Another one of those oft-ignored rules for safe programming. You have a program that works in dollars and cents, say. The most natural mapping of the world to your program's variables is to store dollars in real numbers. So it would seem you'd want stuff like this:

  double price = 0.10;      /* Price is 10 cents */
Take a closer look at what happened here: we didn't store 0.1 in a real number, we stored it in a floating point number! And floating point is not a representation of real numbers (although it plays one on engineering TV shows).

But it's probably an academic issue anyway. And just in case it isn't, we're storing it in double precision. Let's just write the rest of a loop to check it, shall we?

  double sum;
  int i;

  for(i=0; i<100000; i++)
    sum += price;
On a Sun machine, this loop yields 100000.000001 in sum. And that's when using the default rounding imposed by printf() on floating point (in reality, it deviates from the real, correct value before you loop 100 times!)

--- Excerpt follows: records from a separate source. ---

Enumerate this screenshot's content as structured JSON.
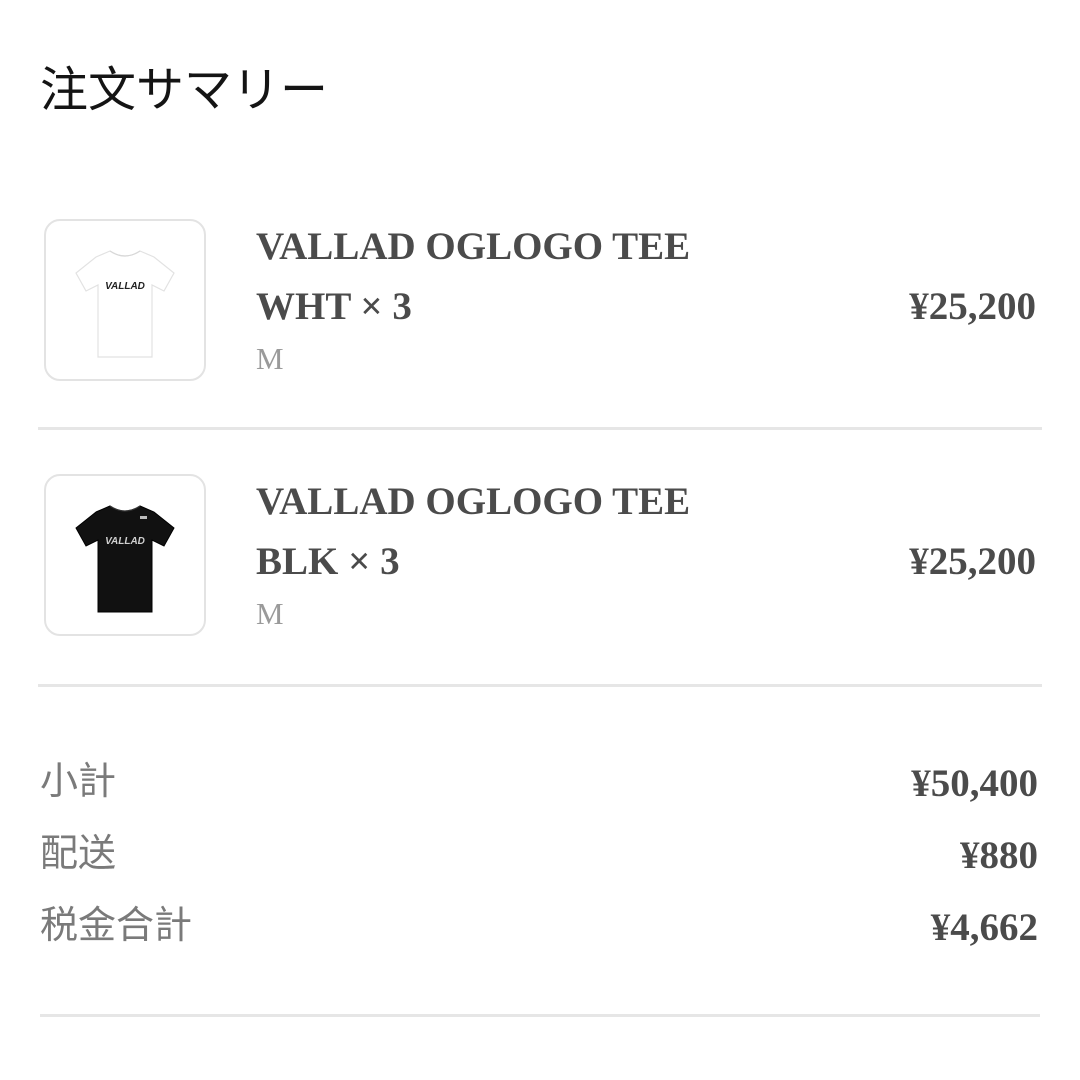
{
  "summary": {
    "title": "注文サマリー"
  },
  "items": [
    {
      "name": "VALLAD OGLOGO TEE",
      "variant": "WHT × 3",
      "size": "M",
      "price": "¥25,200",
      "thumbnail_icon": "white-tshirt-icon",
      "thumbnail_logo": "VALLAD"
    },
    {
      "name": "VALLAD OGLOGO TEE",
      "variant": "BLK × 3",
      "size": "M",
      "price": "¥25,200",
      "thumbnail_icon": "black-tshirt-icon",
      "thumbnail_logo": "VALLAD"
    }
  ],
  "totals": {
    "subtotal": {
      "label": "小計",
      "value": "¥50,400"
    },
    "shipping": {
      "label": "配送",
      "value": "¥880"
    },
    "tax": {
      "label": "税金合計",
      "value": "¥4,662"
    }
  },
  "colors": {
    "text_dark": "#4b4b4b",
    "text_muted": "#9a9a9a",
    "label_gray": "#7a7a7a",
    "divider": "#e6e6e6",
    "thumb_border": "#e3e3e3"
  }
}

When you're doing computations on money, you literally can't afford to lose money in the cracks in your program. And this is precisely what happens if you use floating point math to keep track of money.

The solutions exist and are well known. Pick one:

  1. Use BCD floating point, or some other decimal floating point representation. This can accurately represent any decimal fraction, so you don't lose money. Mainframes often support decimal floating point in hardware; "modern" machines don't, but it's possible to build (or buy!) a library and use it.

    But you can still lose money due to cancellation when your calculation involves more digits that the accuracy of your representation.

  2. Use some integer representation to count cents (or ha'pennies, if using). You still have to make sure you write 2 digits to the right of the decimal point (the integer division and modulo operations are your friends here), but you know you're not losing small sums.

    You still have to make sure your integers are large enough to hold any sum you may have in your calculations. Or you can use a bigint package. This can be really simple, as you're never going to multiply 2 bigints (since typically only money needs to be a bigint), and in any case your bigints are quite small (32 digits are far more than enough for any sums of money...).